By Liesl Nielsen, KSL.com | Posted - Mar. 4, 2020 at 4:05 p.m.



HERRIMAN — An AR-15 and .22-caliber rifle were auctioned off during a baseball team fundraiser at Mountain Ridge High School in Herriman Saturday, causing some concern among parents in the area.

The Jordan School District acknowledged it appreciates the support of parents and the community at fundraising events, but said it does not condone the sale of guns on school property “at any time‚ even after school hours or on weekends,” according to an emailed statement from school district spokeswoman Sandra Riesgraf.

“Mountain Ridge High School Administrators did not approve the auctioning off of two guns at a recent baseball team fundraising dinner,” the statement continues. “While the guns were disabled and no exchange occurred at school, we apologize to those who attended this event.

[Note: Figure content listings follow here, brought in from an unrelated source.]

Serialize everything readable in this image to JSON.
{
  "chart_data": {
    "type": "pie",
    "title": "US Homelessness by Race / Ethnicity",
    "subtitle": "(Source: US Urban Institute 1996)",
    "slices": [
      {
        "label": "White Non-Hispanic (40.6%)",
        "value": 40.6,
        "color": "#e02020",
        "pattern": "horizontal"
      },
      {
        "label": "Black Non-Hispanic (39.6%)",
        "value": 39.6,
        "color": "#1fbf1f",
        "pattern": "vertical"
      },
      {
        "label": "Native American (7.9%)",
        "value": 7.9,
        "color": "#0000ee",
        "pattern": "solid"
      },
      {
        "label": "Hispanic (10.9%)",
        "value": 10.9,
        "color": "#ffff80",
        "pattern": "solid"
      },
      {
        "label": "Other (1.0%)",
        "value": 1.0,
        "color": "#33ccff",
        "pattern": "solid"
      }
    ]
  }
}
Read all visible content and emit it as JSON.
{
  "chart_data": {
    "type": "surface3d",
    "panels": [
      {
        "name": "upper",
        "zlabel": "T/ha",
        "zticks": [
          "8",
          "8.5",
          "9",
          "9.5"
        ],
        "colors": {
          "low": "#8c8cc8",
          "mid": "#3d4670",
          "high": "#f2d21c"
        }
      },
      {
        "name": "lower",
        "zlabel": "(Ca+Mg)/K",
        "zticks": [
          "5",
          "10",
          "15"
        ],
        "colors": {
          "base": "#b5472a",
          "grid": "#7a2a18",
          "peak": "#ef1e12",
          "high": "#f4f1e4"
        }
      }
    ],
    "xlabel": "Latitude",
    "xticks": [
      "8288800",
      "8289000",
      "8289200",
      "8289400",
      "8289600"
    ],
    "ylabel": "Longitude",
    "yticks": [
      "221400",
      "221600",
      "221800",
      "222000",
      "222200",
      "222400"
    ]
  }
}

Procedures are in place to prevent a similar situation from happening and to make sure all items auctioned at school events are approved by the administration.”

Though the gun sale was not condoned by the school district, it wasn't necessarily illegal, said Sgt. Nick Street, interim spokesman for the Department of Public Safety.

It is legal to sell guns at auction in Utah, he said, but the buyer can’t walk away with the gun after the event. The person who has bought the firearm must obtain it through a dealer with a federal firearms license and must pay for a background check before they can take possession of the gun.

To bring the gun onto school property is a little more “dicey,” Street explained. Anyone who brings a gun onto school property must have a concealed firearm permit, he said.

“In Utah, if you have a concealed firearm permit, you can possess a firearm at a school, but you would have to designate who that person is … and they would be in possession of (the gun) until it is auctioned,” Street said, adding that the guns would also have to be holstered and encased.

There’s a possible “gray area” if the potential buyers take a look at the gun and unholster or open the case. In that instance, the owner could even be charged with disorderly conduct, Street said.

When asked whether the person in possession of the guns at the auction had a concealed firearms permit, Riesgraf said that Utah law does not allow the district to ask individuals if they are a concealed carry permit holder.

Street said, however, that if he received a tip from someone about the event, he would first ask who has possession of the gun and whether they have a valid concealed carry permit and whether the guns were holstered and encased during the entire event.

"(The procedure) wouldn't change at a school. I know that sounds odd," he said.